“Live as if you were to die tomorrow. Learn as if you were to live forever.” – Gandhi
I just returned home from Cleveland Thursday night. I spent the evening with my dad. I took the drive up there for a visit to the Cleveland Clinic with him. He’s had some issues in recent years with memory loss among other things. After taking some tests a couple weeks back, the initial thoughts were less than stellar. The early news is that it may not be as bad as we originally thought – Alzheimer’s. Although, there’s still a chance. More tests are coming so we’ll find on in a few weeks. He was in good spirits. Maybe it was the fact that my brother Mario was there with me, along with his girlfriend Sue. I don’t see my dad that often these days as we live a couple hours apart, but it was great to spend some quality time with him. After a nice Italian dinner in Little Italy (Cleveland) and some outstanding Gelato, I felt encouraged. I was encouraged that we still have time to help my dad. Unfortunately, that’s not the case for 5 million other Americans living with Alzheimer’s. I’m not expert, but I wonder how much that number could be reduced if we made a commitment, especially at an older age, to keep our minds as sharp as they can be.

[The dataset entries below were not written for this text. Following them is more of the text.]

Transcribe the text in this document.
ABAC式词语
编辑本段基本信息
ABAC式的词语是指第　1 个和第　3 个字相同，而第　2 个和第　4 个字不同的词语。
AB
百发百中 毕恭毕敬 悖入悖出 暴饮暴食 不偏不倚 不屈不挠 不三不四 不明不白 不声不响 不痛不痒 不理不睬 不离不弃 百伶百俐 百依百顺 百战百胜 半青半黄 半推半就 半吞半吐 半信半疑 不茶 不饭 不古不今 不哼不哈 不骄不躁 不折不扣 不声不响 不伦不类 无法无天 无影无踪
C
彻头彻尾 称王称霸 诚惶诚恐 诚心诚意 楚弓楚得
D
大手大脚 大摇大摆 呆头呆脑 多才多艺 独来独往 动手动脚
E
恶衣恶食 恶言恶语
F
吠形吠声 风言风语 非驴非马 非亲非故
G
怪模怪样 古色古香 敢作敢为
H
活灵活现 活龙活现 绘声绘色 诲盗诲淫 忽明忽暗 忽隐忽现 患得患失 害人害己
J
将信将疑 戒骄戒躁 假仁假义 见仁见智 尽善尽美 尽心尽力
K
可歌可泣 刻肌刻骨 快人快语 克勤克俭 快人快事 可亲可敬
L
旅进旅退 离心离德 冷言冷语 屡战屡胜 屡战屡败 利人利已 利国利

- Every 67 seconds in the US, someone develops Alzheimer’s
- Alzheimer’s is the sixth leading cause of death in the US
- Approximately 500,000 people die each year b/c they have Alzheimer’s
- In 2013, 15.5 million caregivers provided an estimated 17.7 billion hours of unpaid care valued at more than $220 billion – wow, this one floors me.
So, obviously, a very serious problem and one that I’m confident can be reduce with the right strategy in place.
- Exercise – And, not just going for a walk – he talked about getting his heart rate up a bit. Although my dad’s worked out throughout the years, I’m not so sure he’s really pushed the envelope.
- Learn a new skill – He called it a procedural skill that will help with his memory. Things like painting, pottery, riding a bike or even volunteering all fall into this category.
- Build structure – Building a routine into his day will help him stay on track.